Parents footing the bill for teenagers' high-tech desires

Until recently, most teenagers coveted sneakers and jeans. But to keep their place in the modern social hierarchy, they are pestering their parents for must-haves that are expensive, high-tech and constantly in need of upgrade

By Alex Williams  /  NY TIMES NEWS SERVICE , NEW YORK

"The iPod blew up the category," said Sharon Lee , a founder of Look-Look Inc, a company in Hollywood that tracks teenage consumer behavior. Not only did Apple's MP3 player "open a category that just didn't exist before," she said; it changed the way teenagers thought about gadgetry.

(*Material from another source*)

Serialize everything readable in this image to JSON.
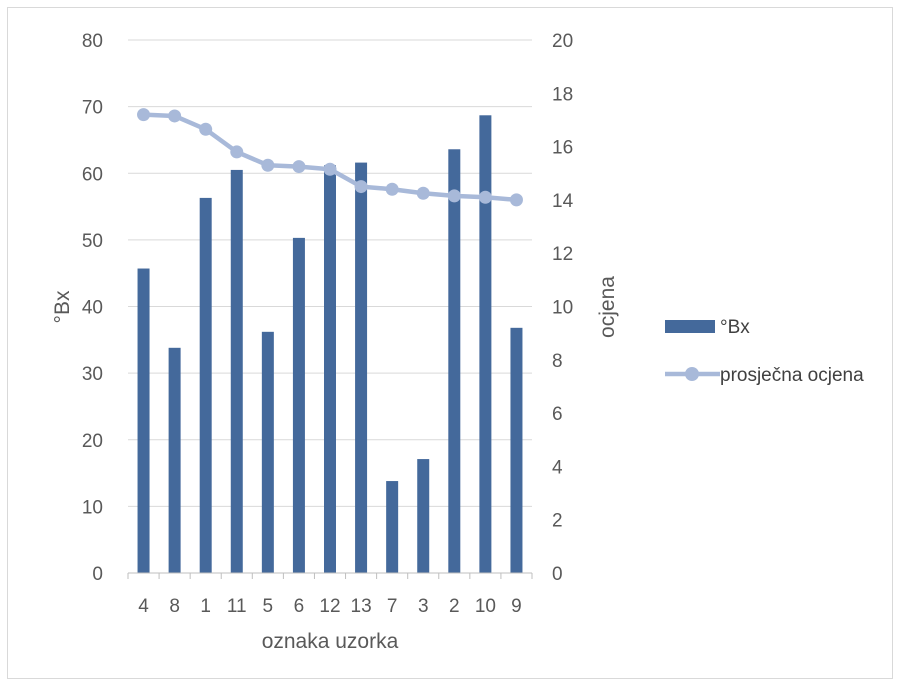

But the iPod is not the only object of great desire.

"In the last couple of years, there seems to be a shift in badge items," said Michael Wood, a vice president at Teenage Research Unlimited in Northbrook, Illinois, which tracks youth buying patterns for more than 150 companies. "Whereas in the past it was an expensive pair of shoes or jeans -- something on the fashion side -- today the excitement and buzz is really around technology."

Tina Wells, who founded Buzz Marketing Group, another youth market researcher, based in New York, said the shift in priorities was particularly evident when she polled teenagers about what they coveted as gifts during the last holiday season. In 2003, Wells said, "it was all fashion."

"Everyone wanted a gift certificate to the Gap," she said. Last year, however, 63 percent listed a tech item as their gift of choice.

Three-quarters of teenagers between 15 and 17 now have mobile phones, up from 57 percent last year, according to the Roper Youth Report, an annual poll. Parents pay for 74 percent of the wireless plans in question, according to another survey, by the NOP World mKids Study, perhaps reflecting the fact that many parents see cell phones as a practical and safety item.

"Pretty much everybody has a cell phone, and iPods, probably one out of three people," said Greg Becker, 15, of Owings Mills, Maryland.

"It's huge. I get on my bus in the morning, everybody is listening to little white earbuds. Last year it was only a couple of kids. For guys, having an Xbox or a PS2, all the guys have those. Off the top of my head I can think of one person who doesn't," he said.

"Kids are very good, and relentless, at getting what they want, from the day they're born," said Susan Beacham, a parent of two girls, 13 and 11, in Lake Bluff, Illinois, and a founder of Money Savvy Generation, a group that coaches parents and children in fiscal responsibility.

"The pester power comes with them saying: `Mom, Madeline has one, so does Mira. Every time I want to call you, I have to borrow theirs,'" Beacham said. "It comes in the form of questioning your parenting. `Why wouldn't you keep us safe?' Then it goes to the iPod. `I've earned it, I excel in school, in excel in sports, why wouldn't you give it to me?"'

Last Christmas her 13-year-old pleaded that an iPod Mini was "a piece of the uniform," and Beacham told her she could have one as her one gift, instead of several smaller ones. But when her 11-year-old also wanted one, she was told she had to wait another year.

"For the parent, you're faced with the pressure but you do not have to do it," she said. "Your child will truly survive."